Premier Włoch Silvio Berlusconi zapewnił w środę w wystąpieniu w Izbie Deputowanych, że "kraj jest stabilny ekonomicznie i finansowo". "Nasza gospodarka ma mocne fundamenty" - powiedział.
Międzynarodowy kryzys "należy rozwiązywać z konsekwencją i stanowczością, nie podążając za nerwowością rynków" - mówił szef rządu, kładąc nacisk na to, że obecne trudności to wynik "ataku na euro" i "spekulacji".
Szef rządu oświadczył: "Konieczne jest zagwarantowanie rynkom pewności". Podkreślił również, że włoski system bankowy jest silny, a banki "przezwyciężyły kryzys".
Przedstawiając informację na temat sytuacji gospodarczej Włoch w związku z międzynarodowym kryzysem i wstrząsami na rynkach finansowych, Berlusconi zapewnił: "Umocniliśmy stan finansów publicznych". Wyraził przekonanie, że dalszej ich poprawie służy program oszczędnościowy rządu uchwalony w połowie lipca.

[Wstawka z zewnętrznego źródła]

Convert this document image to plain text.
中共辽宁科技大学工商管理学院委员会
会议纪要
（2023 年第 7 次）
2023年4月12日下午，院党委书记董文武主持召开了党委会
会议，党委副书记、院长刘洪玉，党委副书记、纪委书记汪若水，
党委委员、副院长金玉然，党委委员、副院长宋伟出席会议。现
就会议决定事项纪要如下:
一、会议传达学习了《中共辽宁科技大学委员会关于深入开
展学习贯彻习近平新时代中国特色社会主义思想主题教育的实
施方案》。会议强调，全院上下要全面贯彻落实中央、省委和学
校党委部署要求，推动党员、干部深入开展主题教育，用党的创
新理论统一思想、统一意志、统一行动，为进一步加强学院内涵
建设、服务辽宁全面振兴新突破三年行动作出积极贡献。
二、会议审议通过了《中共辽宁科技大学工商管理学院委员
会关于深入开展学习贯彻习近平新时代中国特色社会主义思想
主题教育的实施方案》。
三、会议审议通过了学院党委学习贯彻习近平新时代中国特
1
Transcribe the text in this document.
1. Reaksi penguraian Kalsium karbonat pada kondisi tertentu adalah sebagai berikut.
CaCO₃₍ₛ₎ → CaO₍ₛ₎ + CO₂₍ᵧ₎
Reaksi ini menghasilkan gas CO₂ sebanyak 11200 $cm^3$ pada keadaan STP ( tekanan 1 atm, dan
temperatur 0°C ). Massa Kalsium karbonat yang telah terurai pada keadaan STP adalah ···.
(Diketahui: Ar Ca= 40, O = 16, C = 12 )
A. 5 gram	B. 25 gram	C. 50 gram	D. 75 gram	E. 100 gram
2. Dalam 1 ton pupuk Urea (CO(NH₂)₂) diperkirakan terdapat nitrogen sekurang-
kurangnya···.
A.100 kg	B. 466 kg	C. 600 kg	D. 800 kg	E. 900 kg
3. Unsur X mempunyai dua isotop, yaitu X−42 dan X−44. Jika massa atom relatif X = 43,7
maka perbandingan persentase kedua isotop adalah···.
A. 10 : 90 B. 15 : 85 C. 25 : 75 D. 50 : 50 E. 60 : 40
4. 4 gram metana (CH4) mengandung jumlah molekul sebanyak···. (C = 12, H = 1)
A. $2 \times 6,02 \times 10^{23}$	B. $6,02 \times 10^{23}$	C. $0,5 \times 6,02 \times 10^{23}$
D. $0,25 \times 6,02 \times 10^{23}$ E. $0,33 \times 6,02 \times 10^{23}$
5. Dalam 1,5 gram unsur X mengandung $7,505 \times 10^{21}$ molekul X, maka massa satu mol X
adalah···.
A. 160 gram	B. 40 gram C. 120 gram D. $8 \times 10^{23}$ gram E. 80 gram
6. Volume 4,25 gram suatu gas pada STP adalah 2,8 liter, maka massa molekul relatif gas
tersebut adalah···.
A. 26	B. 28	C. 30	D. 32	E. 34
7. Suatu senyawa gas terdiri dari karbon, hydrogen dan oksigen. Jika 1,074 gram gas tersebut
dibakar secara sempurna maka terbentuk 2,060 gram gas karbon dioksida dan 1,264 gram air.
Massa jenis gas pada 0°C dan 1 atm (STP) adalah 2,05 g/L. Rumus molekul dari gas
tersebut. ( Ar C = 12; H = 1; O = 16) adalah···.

"Jak często zdarza się w czasie kryzysu zaufania, rynki nie doceniły naszej stabilności, nie uznały stałości naszego systemu bankowego, sytuacji majątkowej rodzin" - oświadczył Berlusconi.
"Niech każdy wniesie swój wkład: stabilizacja jest od zawsze zwycięskim orężem przeciwko spekulacji" - mówił.
"Nie zrobiliśmy mało, ale wiemy, że trzeba jeszcze wiele zrobić" - dodał włoski premier. Za priorytet uznał ożywienie wzrostu gospodarczego.
"Nikt nie neguje tego, że jest kryzys, wszyscy musimy działać, by go przezwyciężyć. Słuchacie przedsiębiorcy, który ma trzy firmy na giełdzie, a zatem siedzi w finansowym okopie świadom każdego dnia tego, co dzieje się na rynkach" - powiedział Berlusconi.
Wskazał: "Trzeba wyprowadzić Włochy z kryzysu, który nie jest włoski, ale planetarny".
Premier odwoływał się "ducha patriotycznego" we wszystkich siłach politycznych i apelował do opozycji o wspólne działanie.
Berlusconi oznajmił, że w czasie najbliższych 20 miesięcy do następnych wyborów "rząd będzie rządził". Zapowiedział, że jego gabinet podczas czwartkowego spotkania w ramach komisji trójstronnej będzie apelował do wszystkich o "współpracę dla stabilizacji, wzrostu i spójności społecznej".
Wystąpienie premiera w parlamencie opóźniono o ponad dwie godziny. Nieoficjalnie włoskie media poinformowały, że Berlusconi chciał przemawiać dopiero po zamknięciu giełdy w Mediolanie.